I was forced to flee a cafe today, when it became clear I was teetering on the edge of a big release, with tears I could not contain.
As many of you know, I wrote my critical paper for Antioch about art after 9-11, and since then, I have kept my eye on literature exploring the attacks.
So I was excited to start reading Extremely Loud and Incredibly Close by Jonathan Safron Foer.
I was not prepared for the twists in my guts, the raw eyes, the reopening of unhealed wounds. I was not prepared to love the narrator so wholly, or for the images to reach right into my heart and squeeze the ventricles.
This book may be a novel, but it feels more true (whatever that means) - more wrenching and raw and sweet and haunting - than most of the books I call "nonfiction."
All this, and Safron Foer has also accomplished the amazing feat of writing a real child's voice - not just in emotional tenor, but in the sheer velocity of images and ideas, thoughts and inventions. The kid does things we all did (and then some), but that is not exactly what makes it so poignant. Always, in every image, you can feel his loss.

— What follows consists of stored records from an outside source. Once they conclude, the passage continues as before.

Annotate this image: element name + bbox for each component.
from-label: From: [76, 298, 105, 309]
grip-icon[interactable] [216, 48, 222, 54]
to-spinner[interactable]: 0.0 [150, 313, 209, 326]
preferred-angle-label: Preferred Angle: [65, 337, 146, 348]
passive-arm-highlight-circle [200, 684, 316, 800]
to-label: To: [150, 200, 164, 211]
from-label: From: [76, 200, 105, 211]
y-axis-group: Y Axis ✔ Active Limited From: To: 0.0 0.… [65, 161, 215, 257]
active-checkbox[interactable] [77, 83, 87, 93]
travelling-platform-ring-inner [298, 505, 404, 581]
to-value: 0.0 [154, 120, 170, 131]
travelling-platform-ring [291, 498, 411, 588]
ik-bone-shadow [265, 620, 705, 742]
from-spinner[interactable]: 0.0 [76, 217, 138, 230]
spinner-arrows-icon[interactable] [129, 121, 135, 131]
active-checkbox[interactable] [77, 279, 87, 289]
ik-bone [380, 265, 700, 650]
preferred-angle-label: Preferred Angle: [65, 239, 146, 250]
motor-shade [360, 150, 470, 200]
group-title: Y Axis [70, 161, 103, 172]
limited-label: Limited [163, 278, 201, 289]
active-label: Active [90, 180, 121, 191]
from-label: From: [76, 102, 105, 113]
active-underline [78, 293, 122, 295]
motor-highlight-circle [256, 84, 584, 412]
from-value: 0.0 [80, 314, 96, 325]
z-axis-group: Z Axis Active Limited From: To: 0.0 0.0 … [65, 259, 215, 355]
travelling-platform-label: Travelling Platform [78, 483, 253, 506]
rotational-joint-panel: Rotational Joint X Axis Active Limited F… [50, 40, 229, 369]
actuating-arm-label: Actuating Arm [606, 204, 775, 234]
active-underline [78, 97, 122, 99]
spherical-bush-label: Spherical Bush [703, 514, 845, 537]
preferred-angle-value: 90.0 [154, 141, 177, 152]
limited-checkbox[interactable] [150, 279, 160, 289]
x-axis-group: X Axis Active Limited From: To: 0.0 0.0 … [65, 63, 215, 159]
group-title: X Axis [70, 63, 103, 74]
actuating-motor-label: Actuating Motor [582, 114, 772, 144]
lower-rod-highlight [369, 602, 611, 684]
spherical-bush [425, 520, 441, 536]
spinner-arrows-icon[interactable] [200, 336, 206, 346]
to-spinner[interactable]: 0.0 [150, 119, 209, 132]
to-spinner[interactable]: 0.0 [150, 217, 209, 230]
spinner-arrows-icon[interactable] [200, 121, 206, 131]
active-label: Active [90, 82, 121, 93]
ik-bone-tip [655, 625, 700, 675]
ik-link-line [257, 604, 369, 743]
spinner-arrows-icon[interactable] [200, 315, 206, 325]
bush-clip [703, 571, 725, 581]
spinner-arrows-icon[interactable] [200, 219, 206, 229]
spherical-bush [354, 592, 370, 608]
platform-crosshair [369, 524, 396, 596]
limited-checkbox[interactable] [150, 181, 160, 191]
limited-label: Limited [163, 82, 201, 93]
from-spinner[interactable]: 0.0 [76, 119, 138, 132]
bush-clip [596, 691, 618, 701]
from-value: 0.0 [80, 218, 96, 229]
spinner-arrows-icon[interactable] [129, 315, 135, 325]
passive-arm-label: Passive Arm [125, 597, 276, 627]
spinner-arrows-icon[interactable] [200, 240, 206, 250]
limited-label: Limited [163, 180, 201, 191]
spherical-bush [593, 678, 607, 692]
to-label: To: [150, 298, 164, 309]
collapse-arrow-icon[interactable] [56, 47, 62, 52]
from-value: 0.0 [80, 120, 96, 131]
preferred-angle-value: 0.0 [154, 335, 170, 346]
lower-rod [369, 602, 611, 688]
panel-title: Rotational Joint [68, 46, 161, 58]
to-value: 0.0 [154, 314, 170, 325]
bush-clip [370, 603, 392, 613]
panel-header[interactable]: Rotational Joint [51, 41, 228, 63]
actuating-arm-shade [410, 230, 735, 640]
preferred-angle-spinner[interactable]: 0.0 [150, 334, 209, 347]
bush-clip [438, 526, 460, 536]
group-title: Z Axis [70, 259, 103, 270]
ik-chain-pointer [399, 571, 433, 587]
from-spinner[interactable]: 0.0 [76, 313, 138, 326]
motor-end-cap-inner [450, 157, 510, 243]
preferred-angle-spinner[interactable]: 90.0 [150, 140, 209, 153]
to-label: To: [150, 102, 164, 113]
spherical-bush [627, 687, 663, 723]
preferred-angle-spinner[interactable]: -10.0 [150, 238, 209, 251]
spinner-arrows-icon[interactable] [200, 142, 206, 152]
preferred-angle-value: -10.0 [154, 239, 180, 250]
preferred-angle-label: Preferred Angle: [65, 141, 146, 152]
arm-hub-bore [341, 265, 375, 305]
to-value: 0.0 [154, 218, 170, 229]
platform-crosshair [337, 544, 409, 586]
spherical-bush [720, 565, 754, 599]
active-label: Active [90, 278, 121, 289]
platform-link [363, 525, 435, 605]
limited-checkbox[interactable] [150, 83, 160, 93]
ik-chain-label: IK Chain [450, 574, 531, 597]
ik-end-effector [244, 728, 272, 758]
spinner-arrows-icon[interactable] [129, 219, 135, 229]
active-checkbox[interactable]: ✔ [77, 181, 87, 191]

How perfect that the narrator finds a key without a lock. How much more moving, that he must find the right lock for his key, instead of the other way around. That he searches for negative space. For the right question, instead of the right answer.
Please, please, please read this book.
Comments (2)
Wow...I immediately put this on my library holds list...
Posted by Wendy C. Ortiz | March 20, 2005 8:39 AM
Posted on March 20, 2005 08:39
Hey, thanks for the heads-up... I was deliberating whether to read this or "Quicksilver" (yeah, I'm a few years behind) next. I'll start it tonight! (Apparerently, by the way, the key to successfully reading 52 books in a year is *not* keeping a blog about it!)